Tuesday, January 18, 2011

To restart a service (e.g httpd), should I use /etc/init.d httpd restart or /sbin/service httpd restart?

Whenever I need to restart Apache on my RHEL VPS, I type sudo /sbin/service httpd restart. However I notice a lot of articles suggest using sudo /etc/init.d httpd restart.

Is there any difference? If there is, when I should use each one?

  • Using /sbin/service is good because it gives the daemon a fresh environment to work in, without any potentially-annoying environment variables getting in the way and causing havoc. At least, that's the rationale for requiring it at work; I've always used the init scripts directly on my other-distro machines and it hasn't caused a visible problem, but I'm assured that there was a real problem that /sbin/service is working around. Perhaps RHEL systems just have more crap laying around in the default environment.

    From womble
  • From the man page:

    service runs a System V init script in as predictable environment as possible, removing most environment variables and with current working directory set to /.

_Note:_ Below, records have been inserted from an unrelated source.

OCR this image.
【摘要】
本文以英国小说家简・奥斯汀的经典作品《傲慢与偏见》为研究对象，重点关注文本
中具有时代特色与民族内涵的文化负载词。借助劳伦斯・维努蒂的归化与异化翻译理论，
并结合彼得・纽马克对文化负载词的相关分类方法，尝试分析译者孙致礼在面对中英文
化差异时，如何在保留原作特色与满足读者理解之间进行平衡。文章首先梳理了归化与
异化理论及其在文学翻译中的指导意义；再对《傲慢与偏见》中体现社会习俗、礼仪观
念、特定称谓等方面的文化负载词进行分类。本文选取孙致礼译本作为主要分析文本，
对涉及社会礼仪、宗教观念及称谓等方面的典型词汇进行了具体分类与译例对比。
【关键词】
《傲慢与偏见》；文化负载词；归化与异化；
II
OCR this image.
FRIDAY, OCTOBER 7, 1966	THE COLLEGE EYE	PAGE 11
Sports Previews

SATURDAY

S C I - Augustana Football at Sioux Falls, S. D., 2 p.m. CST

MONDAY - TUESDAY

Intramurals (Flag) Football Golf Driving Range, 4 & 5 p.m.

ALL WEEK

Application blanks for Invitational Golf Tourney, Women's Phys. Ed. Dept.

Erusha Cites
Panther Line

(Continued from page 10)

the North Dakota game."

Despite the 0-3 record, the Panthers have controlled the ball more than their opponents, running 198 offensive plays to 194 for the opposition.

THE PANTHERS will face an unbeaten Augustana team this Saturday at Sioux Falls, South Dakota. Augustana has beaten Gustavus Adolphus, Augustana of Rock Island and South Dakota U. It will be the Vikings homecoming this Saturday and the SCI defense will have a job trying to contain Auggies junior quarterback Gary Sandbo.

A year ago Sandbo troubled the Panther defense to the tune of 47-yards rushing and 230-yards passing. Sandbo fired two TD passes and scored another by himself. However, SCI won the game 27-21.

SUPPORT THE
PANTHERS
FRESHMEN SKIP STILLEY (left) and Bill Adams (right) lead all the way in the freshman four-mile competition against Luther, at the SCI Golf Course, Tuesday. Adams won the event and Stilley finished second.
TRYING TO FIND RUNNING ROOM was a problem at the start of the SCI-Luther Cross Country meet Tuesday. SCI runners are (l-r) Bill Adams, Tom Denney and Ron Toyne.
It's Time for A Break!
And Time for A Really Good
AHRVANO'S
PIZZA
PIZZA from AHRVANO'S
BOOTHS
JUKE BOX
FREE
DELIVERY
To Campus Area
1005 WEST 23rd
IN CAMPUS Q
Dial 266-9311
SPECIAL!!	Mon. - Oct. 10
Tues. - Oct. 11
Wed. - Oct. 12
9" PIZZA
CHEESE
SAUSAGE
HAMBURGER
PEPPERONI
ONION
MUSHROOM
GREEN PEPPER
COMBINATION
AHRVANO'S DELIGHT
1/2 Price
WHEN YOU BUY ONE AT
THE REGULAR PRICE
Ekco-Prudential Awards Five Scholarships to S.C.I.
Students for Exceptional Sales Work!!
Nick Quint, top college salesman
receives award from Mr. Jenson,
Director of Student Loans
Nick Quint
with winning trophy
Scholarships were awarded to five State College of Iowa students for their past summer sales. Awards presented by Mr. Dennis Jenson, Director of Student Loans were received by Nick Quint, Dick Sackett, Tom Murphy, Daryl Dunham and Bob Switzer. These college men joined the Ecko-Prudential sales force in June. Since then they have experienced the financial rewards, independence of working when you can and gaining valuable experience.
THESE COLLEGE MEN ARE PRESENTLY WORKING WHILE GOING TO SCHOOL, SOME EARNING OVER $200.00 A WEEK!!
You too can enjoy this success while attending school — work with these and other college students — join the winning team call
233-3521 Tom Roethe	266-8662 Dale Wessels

    It then calls the init.d script. So they both accomplish the same thing, except calling the script via /sbin/service just ensures that some environment variables in your shell don't screw up the init.d script.

    From Insyte
  • My advice would be to use whatever you want whenever you're actually logged in to the machine, and use /etc/(init.d|rc.d)/daemon-name if you are scripting, the reason being the latter is generally more portable. IIRC, the only distros that come with /sbin/service in the base packages install are RH-flavored, i.e. RHEL, CentOS, Fedora. My Debian systems for example do not have this script, however this may not matter for your environment.

    Zoredache : Debian-based systems have 'invoke-rc.d' which fills the same roll as service.
    serverninja : There really should be a distribution-independent way of doing this.